By contrast, the Army’s “kill team” investigation concluded about 18 months after officers learned of Lewis-McChord soldiers murdering three Afghan civilians in the spring of 2009. The Army did not seek the death penalty against any of the five soldiers it accused of homicide in that investigation.

“Death is different,” Browne said.

Prosecutors also want Bales to submit to a sanity board immediately. They argued that he cannot present a defense on mental health grounds unless he takes that examination. It is required under military law, and Nance said he would order one.

The timing and conditions on that examination are up for debate.

Defense attorney Emma Scanlan stressed that prosecutors should not receive any results from a sanity board until after Bales’ team indicates whether it will use a mental health defense.

Bales’ attorneys in April and May refused to allow him to participate in a sanity board. They wanted that examination to be recorded and to take place with a certified neuropsychologist. The Army declined those concessions.

Early this month, the Army rejected a motion from Browne to allow the defense team to hire an expert neuropsychologist.

The Army argues its doctors are neutral.

“Nobody knows how the sanity board is going to come out,” prosecutor Maj. John Riesenberg said. “It could be favorable to the government. It could be favorable to the defense.”

Browne disagrees.

“These doctors are not independent doctors,” he said. “These doctors work for the Army and the Army is trying to kill my client.”

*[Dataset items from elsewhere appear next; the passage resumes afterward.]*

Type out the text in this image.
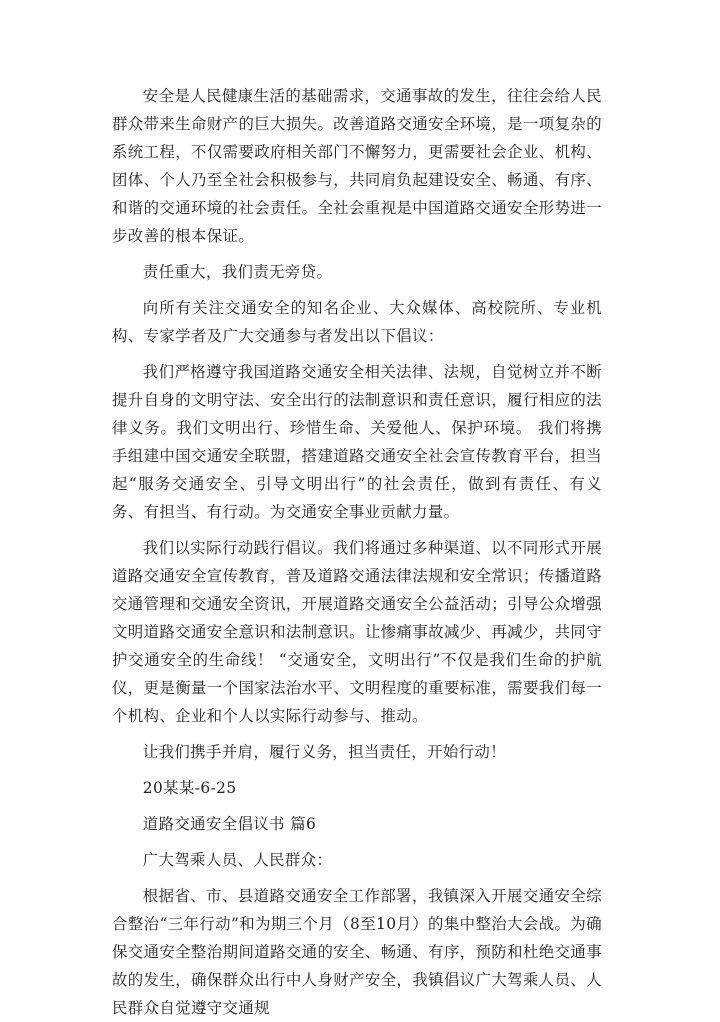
安全是人民健康生活的基础需求，交通事故的发生，往往会给人民群众带来生命财产的巨大损失。改善道路交通安全环境，是一项复杂的系统工程，不仅需要政府相关部门不懈努力，更需要社会企业、机构、团体、个人乃至全社会积极参与，共同肩负起建设安全、畅通、有序、和谐的交通环境的社会责任。全社会重视是中国道路交通安全形势进一步改善的根本保证。

责任重大，我们责无旁贷。

向所有关注交通安全的知名企业、大众媒体、高校院所、专业机构、专家学者及广大交通参与者发出以下倡议：

我们严格遵守我国道路交通安全相关法律、法规，自觉树立并不断提升自身的文明守法、安全出行的法制意识和责任意识，履行相应的法律义务。我们文明出行、珍惜生命、关爱他人、保护环境。 我们将携手组建中国交通安全联盟，搭建道路交通安全社会宣传教育平台，担当起“服务交通安全、引导文明出行”的社会责任，做到有责任、有义务、有担当、有行动。为交通安全事业贡献力量。

我们以实际行动践行倡议。我们将通过多种渠道、以不同形式开展道路交通安全宣传教育，普及道路交通法律法规和安全常识；传播道路交通管理和交通安全资讯，开展道路交通安全公益活动；引导公众增强文明道路交通安全意识和法制意识。让惨痛事故减少、再减少，共同守护交通安全的生命线！ “交通安全，文明出行”不仅是我们生命的护航仪，更是衡量一个国家法治水平、文明程度的重要标准，需要我们每一个机构、企业和个人以实际行动参与、推动。

让我们携手并肩，履行义务，担当责任，开始行动！

20某某-6-25

道路交通安全倡议书 篇6

广大驾乘人员、人民群众：

根据省、市、县道路交通安全工作部署，我镇深入开展交通安全综合整治“三年行动”和为期三个月（8至10月）的集中整治大会战。为确保交通安全整治期间道路交通的安全、畅通、有序，预防和杜绝交通事故的发生，确保群众出行中人身财产安全，我镇倡议广大驾乘人员、人民群众自觉遵守交通规
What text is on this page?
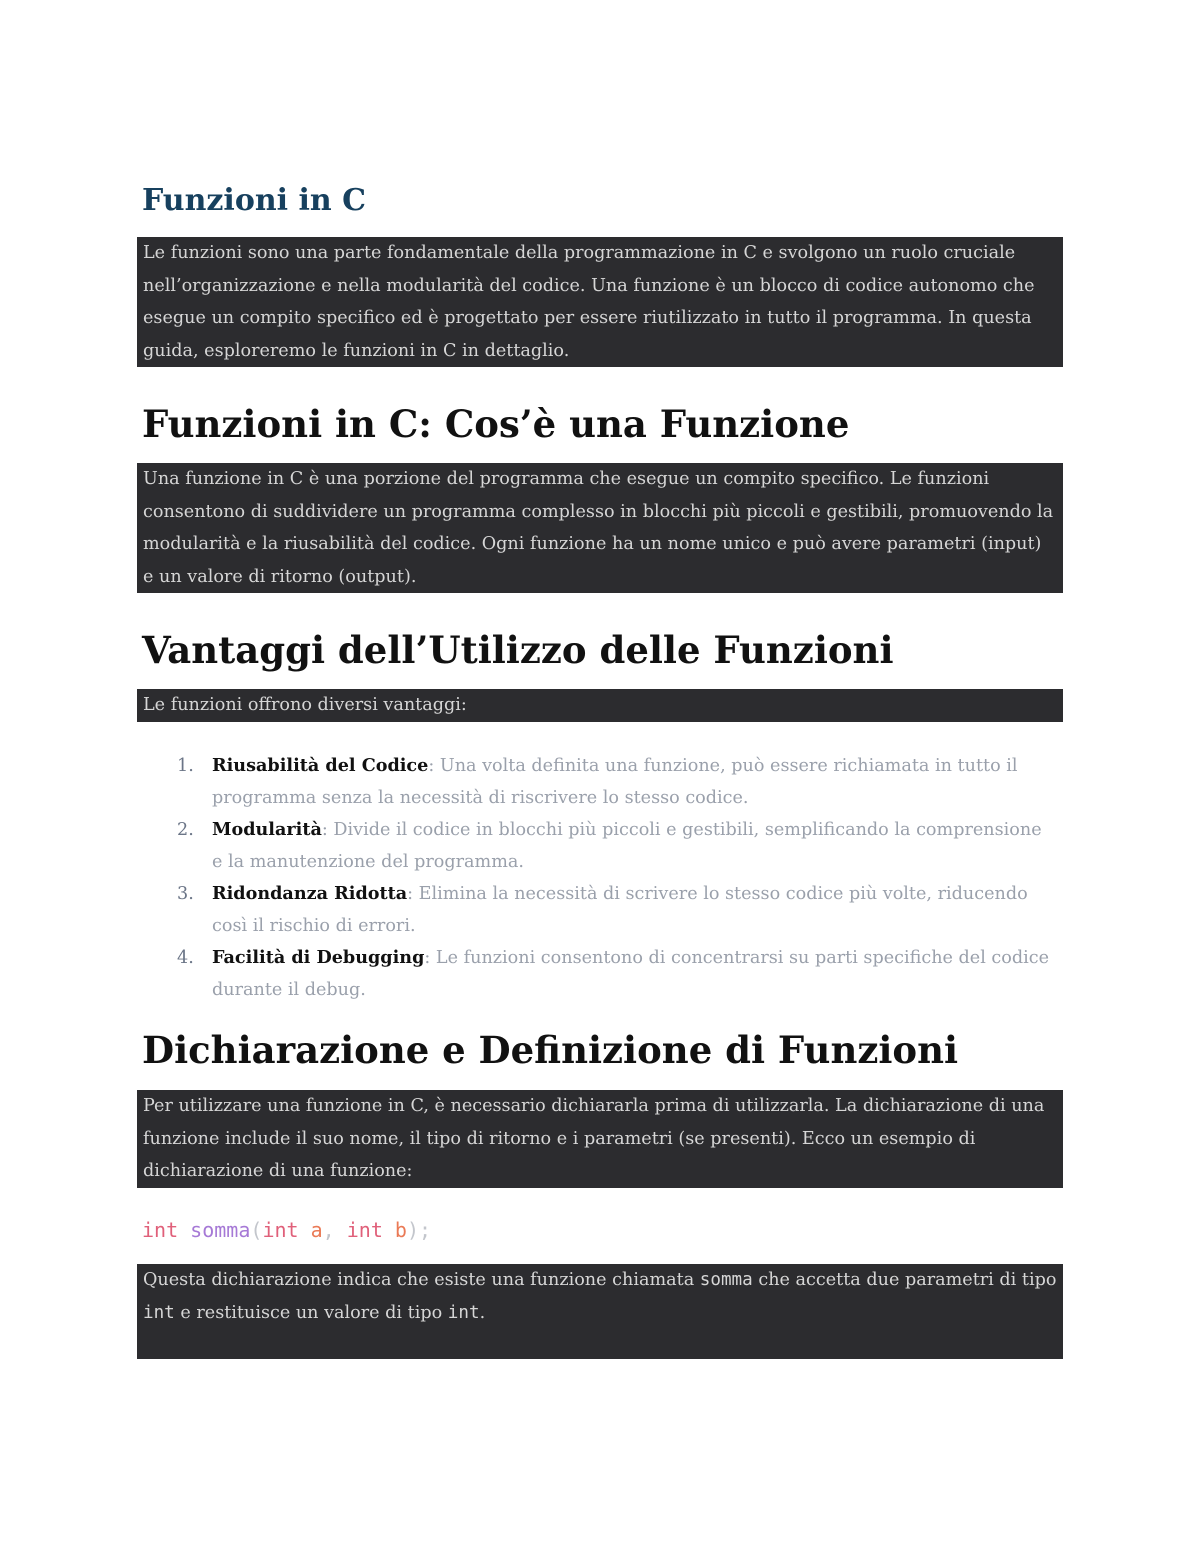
Funzioni in C

Le funzioni sono una parte fondamentale della programmazione in C e svolgono un ruolo cruciale nell’organizzazione e nella modularità del codice. Una funzione è un blocco di codice autonomo che esegue un compito specifico ed è progettato per essere riutilizzato in tutto il programma. In questa guida, esploreremo le funzioni in C in dettaglio.

Funzioni in C: Cos’è una Funzione

Una funzione in C è una porzione del programma che esegue un compito specifico. Le funzioni consentono di suddividere un programma complesso in blocchi più piccoli e gestibili, promuovendo la modularità e la riusabilità del codice. Ogni funzione ha un nome unico e può avere parametri (input) e un valore di ritorno (output).

Vantaggi dell’Utilizzo delle Funzioni

Le funzioni offrono diversi vantaggi:

1. Riusabilità del Codice: Una volta definita una funzione, può essere richiamata in tutto il programma senza la necessità di riscrivere lo stesso codice.
2. Modularità: Divide il codice in blocchi più piccoli e gestibili, semplificando la comprensione e la manutenzione del programma.
3. Ridondanza Ridotta: Elimina la necessità di scrivere lo stesso codice più volte, riducendo così il rischio di errori.
4. Facilità di Debugging: Le funzioni consentono di concentrarsi su parti specifiche del codice durante il debug.
Dichiarazione e Definizione di Funzioni

Per utilizzare una funzione in C, è necessario dichiararla prima di utilizzarla. La dichiarazione di una funzione include il suo nome, il tipo di ritorno e i parametri (se presenti). Ecco un esempio di dichiarazione di una funzione:

int somma(int a, int b);

Questa dichiarazione indica che esiste una funzione chiamata somma che accetta due parametri di tipo int e restituisce un valore di tipo int.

Browne and Scanlan would not say Thursday whether they intend to pursue a mental health defense for Bales.

But after the hearing, Browne hinted that they intend to follow that course. He told reporters that Bales had been diagnosed with post-traumatic stress disorder and head injuries before his 2011 deployment with the 3rd Brigade, 2nd Infantry Division.

Browne said he has records from Madigan Army Medical Center to prove that Bales sought care for those ailments.

The defense attorney Thursday used more emphatic language than he and his partner have previously used in court filings. In those documents, which were first reported by The Associated Press, the attorneys said Bales “may have” suffered from PTSD and head injuries.

Kari Bales gave an interview to NBC last year in which she said her husband did not show any obvious signs of PTSD.